O aperfeiçoamento deste sistema, e não a redução da maioridade penal, representaria uma ação mais eficaz contra a violência cometida por adolescentes, pois representaria a efetiva oportunidade de reinserir os jovens na sociedade, de dar-lhes novas oportunidades e de construir um futuro melhor para todos e todas. A redução da maioridade penal somente aprofundará as situações de discriminação social, racial e de vulnerabilidade dos adolescentes em situação de risco, além de colocar o Brasil em uma situação de retrocesso no âmbito internacional, onde tem, historicamente, a tradição de respeitar os tratados que ratifica. 

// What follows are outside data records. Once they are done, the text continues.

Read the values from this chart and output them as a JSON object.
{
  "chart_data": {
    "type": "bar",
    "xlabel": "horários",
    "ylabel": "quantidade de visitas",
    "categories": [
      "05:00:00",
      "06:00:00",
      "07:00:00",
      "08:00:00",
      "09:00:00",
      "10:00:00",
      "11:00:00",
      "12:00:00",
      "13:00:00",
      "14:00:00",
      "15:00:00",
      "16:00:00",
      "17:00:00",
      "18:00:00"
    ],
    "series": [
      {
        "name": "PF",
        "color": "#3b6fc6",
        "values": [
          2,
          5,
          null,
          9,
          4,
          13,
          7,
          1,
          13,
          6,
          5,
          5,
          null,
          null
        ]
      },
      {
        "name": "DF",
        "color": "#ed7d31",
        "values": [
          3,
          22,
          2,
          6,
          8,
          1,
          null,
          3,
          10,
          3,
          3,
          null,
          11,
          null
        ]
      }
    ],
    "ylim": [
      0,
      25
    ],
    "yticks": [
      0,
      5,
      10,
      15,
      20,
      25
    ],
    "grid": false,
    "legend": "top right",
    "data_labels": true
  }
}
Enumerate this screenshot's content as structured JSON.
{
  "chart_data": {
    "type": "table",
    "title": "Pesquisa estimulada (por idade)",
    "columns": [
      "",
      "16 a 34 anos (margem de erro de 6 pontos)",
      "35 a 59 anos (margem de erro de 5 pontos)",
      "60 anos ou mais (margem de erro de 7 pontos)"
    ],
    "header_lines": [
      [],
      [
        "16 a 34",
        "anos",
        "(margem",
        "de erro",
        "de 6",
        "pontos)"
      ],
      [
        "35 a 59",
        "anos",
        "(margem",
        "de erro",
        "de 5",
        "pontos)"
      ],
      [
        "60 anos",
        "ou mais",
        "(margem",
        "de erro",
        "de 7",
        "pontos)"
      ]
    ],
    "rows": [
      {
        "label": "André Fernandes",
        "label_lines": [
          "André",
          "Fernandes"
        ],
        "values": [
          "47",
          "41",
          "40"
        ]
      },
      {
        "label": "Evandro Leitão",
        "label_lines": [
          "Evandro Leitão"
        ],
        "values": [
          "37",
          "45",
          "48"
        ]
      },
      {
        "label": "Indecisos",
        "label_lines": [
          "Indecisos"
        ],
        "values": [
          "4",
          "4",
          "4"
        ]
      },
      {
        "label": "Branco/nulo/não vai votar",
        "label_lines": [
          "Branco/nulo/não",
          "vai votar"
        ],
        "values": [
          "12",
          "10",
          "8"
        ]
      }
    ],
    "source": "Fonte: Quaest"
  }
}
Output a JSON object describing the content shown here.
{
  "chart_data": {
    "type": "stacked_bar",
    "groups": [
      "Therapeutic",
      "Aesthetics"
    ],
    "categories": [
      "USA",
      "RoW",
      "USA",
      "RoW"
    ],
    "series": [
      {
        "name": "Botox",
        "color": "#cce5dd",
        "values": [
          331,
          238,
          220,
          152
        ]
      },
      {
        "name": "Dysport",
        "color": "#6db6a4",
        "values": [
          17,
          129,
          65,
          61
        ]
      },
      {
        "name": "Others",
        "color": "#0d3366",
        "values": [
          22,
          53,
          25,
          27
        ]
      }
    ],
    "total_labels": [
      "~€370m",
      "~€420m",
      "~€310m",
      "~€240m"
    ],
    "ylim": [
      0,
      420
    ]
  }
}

Com a redução e o tratamento penal duro ou rigoroso para o adolescente que comete crime grave, inúmeras vezes pior do que para o adulto, estamos, terminantemente, nos recusando a oferecer-lhe oportunidades de inclusão social e de planejamento de futuro nessa sociedade excludente, complexa e altamente competitiva. Nossa cultura instituiu a adolescência, mas não queremos lidar com os problemas dessa nossa invenção, com as implicações sociais e individuais dessa "moratória". A prisão é a moratória da moratória. 
 

Como pesquisadores e participantes dos movimentos sociais e organizações em defesa de direitos humanos, esperamos que os representantes eleitos para o Poder Legislativo, revestidos da atribuição de reformar a Constituição Federal, rejeitem a PEC 171/93, assim como os projetos de lei que aprofundam a punição a adolescentes . Esperamos, igualmente, que se retome o diálogo democrático com a sociedade, a fim de melhor projetar as ações que assegurem os direitos humanos constitucionalmente previstos, que ampliem o sistema de proteção social e de garantia da cidadania.